Aquellas seis semanas habían sido una época feliz y de tormento a la vez; esperanza y deseos, todos se concentraban en aquel hombre a quien no comprendía bien, hacia el cual la impulsaba un sentimiento que conocía menos aún, y que atrayéndola y alejándola alternativamente, le inspiraba una indiferencia completa y absoluta para su propio pasado. De sus costumbres de otros tiempos, de las cosas que amó y hasta de su madre, afectada por esa indiferencia, y de su querido, amado más que cualquiera hasta entonces, anciano padre, nada quedaba para ella ya; y aunque atemorizada de este desvío, se regocijaba del sentimiento que era la causa. Sin embargo, de aquella vida nueva, que no había comenzado aún, tal vez no se formaba una idea precisa; aquel porvenir nuevo y desconocido debía producirle una ansiedad dulce y terrible a la vez; pero ya iba a terminar aquella expectativa, así como el remordimiento de no echar nada de menos en el pasado. Era natural que tuviese miedo; pero el momento presente podía considerarse como la santificación de la hora decisiva que se remontaba a seis semanas.

Al volverse el sacerdote hacia el pupitre, cogió con dificultad el pequeño anillo de Kiti para introducirlo en la primera articulación del dedo de Lievin, diciéndole:

—Te uno a ti, Konstantín Lievin, servidor de Dios, con Iekaterina, sierva del señor.

Y repitió la misma fórmula, pasando un anillo grande en el delicado dedo meñique de Kiti.

A pesar de sus esfuerzos los contrayentes no conseguían nunca adivinar lo que tenían que hacer. Cada vez se equivocaban y el sacerdote se veía obligado a cada momento a corregirlos.

Al fin, una vez hecho lo necesario y trazadas las cruces con los anillos, el sacerdote entregó a Kiti el anillo grande y a Levin el pequeño. Ellos volvieron a confundirse y por dos veces se entregaron mutuamente los anillos, siempre al contrario de como lo debían hacer.

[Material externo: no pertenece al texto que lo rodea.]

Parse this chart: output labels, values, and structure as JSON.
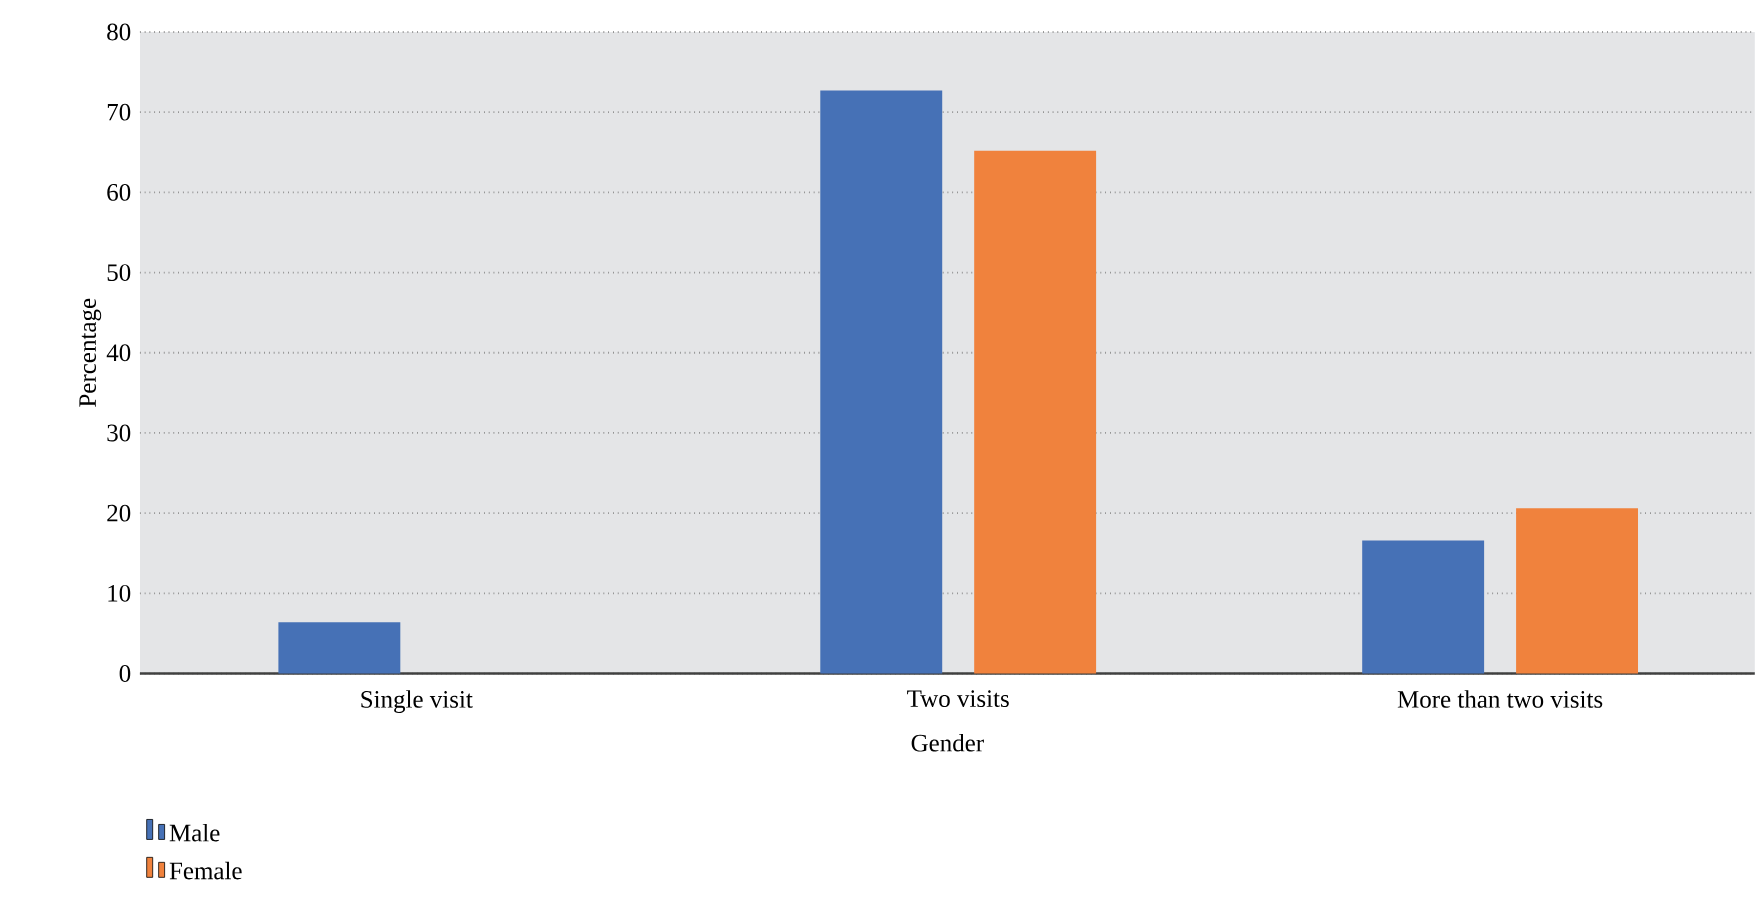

Dolli, Chírikov y Stepán Arkádich se adelantaron para corregirles. Hubo un poco de confusión, la gente cuchicheaba y sonreía, pero la solemnidad y la humilde expresión de los rostros de los novios no se modificaron. Al contrario, al equivocarse de mano, los dos miraban con mayor gravedad que antes, y la sonrisa con la que Oblonski anunció que cada uno debía ponerse su propio anillo, expiró involuntariamente en sus labios, comprendiendo que cualquier sonrisa podía ser una ofensa para los desposados en aquel momento.

—¡Oh Dios mío, que desde el principio del mundo has creado el hombre —continuó el sacerdote—, dándole la mujer para que fuese su compañera inseparable, bendice a tu servidor Konstantín y a tu sierva Iekaterina; une los espíritus de estos esposos y comunica a sus corazones la fe, la concordia y el amor!

Lievin sentía dilatarse su pecho, lágrimas involuntarias se agolparon a sus ojos y todos sus pensamientos sobre el matrimonio y el porvenir se redujeron a nada. Lo que se verificaba para él tenía un alcance que no había comprendido hasta entonces, y que en aquel momento comprendía menos que nunca.